All these heavy blows falling successively on the unfortunate community, did not, however, prevent the development of its industry. Great activity prevailed in its very various manufactories down to the beginning of the present century, and their productions continued to be in request in all parts of Russia. Some of the brethren established in the great towns of the empire were the active and honest correspondents of the Volga colonists. The silks and cottons of Sarepta were so successful that the weavers of that town formed establishments at their own cost among the German colonies of the government of Saratof.[17] But all these elements of wealth were annihilated by the new customs' regulations; most of the manufactories were closed; as for the rest, with one or two exceptions, being obliged to confine themselves to the production of a small number of articles, they can only subsist by dint of great economy and skill. The difficulty, too, of procuring workmen makes labour extremely dear in Sarepta; and besides this the colonists instead of importing the raw materials direct from the foreigner, are obliged to purchase them in the markets of St. Petersburg and Moscow. The decrease in the waters of the Sarpa has also been disastrous to the trade of Sarepta. The brethren had set up a great number of saw and other mills on the banks, and these brought them large profits; but the want of water caused them all to be abandoned in 1800. In noticing this continual struggle of man against nature and events, we cannot but pay the tribute of our admiration to those intrepid colonists, who, on the furthest verge of Europe, in the arid steppes of the Volga, have never suffered themselves to be overcome by their mischances, but have always found fresh resources in their own energy and perseverance.
The manufacture of mustard is at present the most important branch of business in Sarepta, producing nearly 16,000 kilogrammes yearly, besides 4800 kilogrammes of oil. This trade is not unimportant to the neighbouring villages, since it uses upon an average every year 160,000 kilogrammes of mustard seed, for which the manufacturer pays the peasant at the rate of 1.60 rubles the poud or thirty-three pounds.
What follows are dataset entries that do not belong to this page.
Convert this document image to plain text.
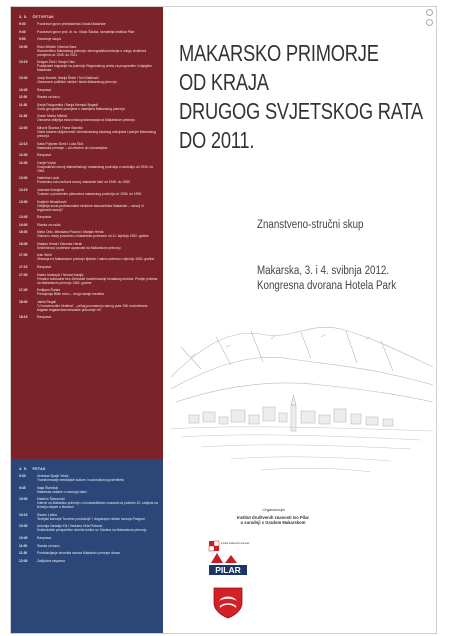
3. 5. ČETVRTAK
9:30	Pozdravni govor predstavnika Grada Makarske
9:40	Pozdravni govor prof. dr. sc. Vlado Šakića, ravnatelja Instituta Pilar
9:50	Otvaranje skupa
10:00	Roko Mišetić i Marina Bara
Stanovništvo Makarskog primorja: demografska kretanja u vrlogu društveni promjena od 1945. do 2011.
10:15	Dragan Živić i Sanja Crkić
Poslijeratni migracije na području Regionalnog ureda za prognanike i izbjeglice Makarska
10:30	Josip Buvalić, Marija Šešić i Toni Bašković
Obrazovne političke uloške i škola Makarskog primorja
10:45	Rasprava
11:00	Stanka za kavu
11:30	Sanja Podgornika i Sanja Klempić Bogadi
Socio-geografske promjene u naselјima Makarskog primorja
11:45	Goran Marko Milešić
Osnovna obilježja ekonomskog stanovanja na Makarskom primorju
12:00	Mihovil Škarica i Frane Staničić
Oblici lokalne uključenosti i demokratskog lokalnog ustrojstva i primjer Makarskog primorja
12:15	Saša Poljanec Borić i Luka Škić
Makarska primorje – od crkvene do rokoarejstva
12:30	Rasprava
12:45	Ozrijel Vojnić
Gospodarski razvoj dalmatinskog i makarskog područja u razdoblju od 1945. do 1962.
13:00	Valentina Lazić
Poratnoko-ruko-kulturni razvoj makarske luke od 1945. do 1980.
13:15	Josenka Kravljević
Turizam u prostornim planovima makarskog područja od 1945. do 1990.
13:30	Kraljimir Benačković
Obilježja socio-profesionalne strukture stanovništva Makarske – razvoj i li regionalni razvoj?
13:45	Rasprava
14:00	Stanka za ručak
16:30	Mirko Orlić, Miroslava Pozurić i Marijan Herak
Odnosi u mavy povrema u makarskim potresom od 11. siječnja 1962. godine
16:45	Marijan Herak i Davorka Herak
Seizmičnost i potresne opasnosti na Makarskom primorju
17:00	Ivan Weld
Zbivanja na Makarskom primorju tijekom i nakon potresa u siječnju 1962. godine
17:15	Rasprava
17:30	Marko Mustapić i Nenad Karajić
Privatne kulturalne bez-Zimbanki modernizacije hrvatskog društva: Primjer potresa na Makarskom primorju 1962. godine
17:45	Emiljano Šunda
Presvjecija Bliže moru – drugo stanje medeka
18:00	Jakša Regali
"U konversodim hiralima" – prilog proznamnju ratnog puta 156. motorizirane brigade brigade/domobranske pukovnije HV
18:15	Rasprava
4. 5. PETAK
9:30	Vedrana Spajić Vrkaš
Transformacije medicijske kulture i sociokulturnog identiteta
9:45	Maja Štambuk
Makarska obilaže u nasvojoj sliaci
10:00	Marinko Šimunović
Interne za Makarsko primorje u humanističkom znanosti od početne 20. stoljeća na temelju objave u literaturi
10:15	Slaven Letica
Teorijski koncept "kontrne produkcije" i dugotrajno rizičan razvoja Podgore
10:30	Antonija Zaradija Kiš i Vedrana Vela Pulharić
Kulturološke perspektive otvorile bolitre sv. Martina na Makarskom primorju
10:45	Rasprava
11:00	Stanka za kavu
11:30	Predstavljanje zbornika radova Makarsko primorje danas
12:00	Zaključna rasprava
MAKARSKO PRIMORJE
OD KRAJA
DRUGOG SVJETSKOG RATA
DO 2011.
Znanstveno-stručni skup
Makarska, 3. i 4. svibnja 2012.
Kongresna dvorana Hotela Park
Organizacija
Institut društvenih znanosti Ivo Pilar
u suradnji s Gradom Makarskom
Institut društvenih znanosti
PILAR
The other trades that are still carried on with some degree of success are the manufactures of silk and cotton tissues, stockings and caps, tobacco and tanned leather, but these are all upon a greatly reduced scale and at a greatly diminished rate of profit. There is also a very clever optician in Sarepta, and there are several confectioners who travel to Moscow. The colony possesses also warehouses of manufactured goods, and offers almost all the resources and conveniences of a good European town.
Agriculture can only be a secondary matter in the colony; of the 17,000 deciatines of land possessed by it 2000 are quite unfit for cultivation, 10,000 are salt, and only 4000 are really good. There is, however, a little village named Schönbrunn, not far from the town, in which there are some families engaged in agriculture and cattle rearing. Merino sheep have not done well with them hitherto. They had a large stock some years ago, but it dwindled away either from mismanagement, or from the severity of the climate, and at present does not exceed 1000 head.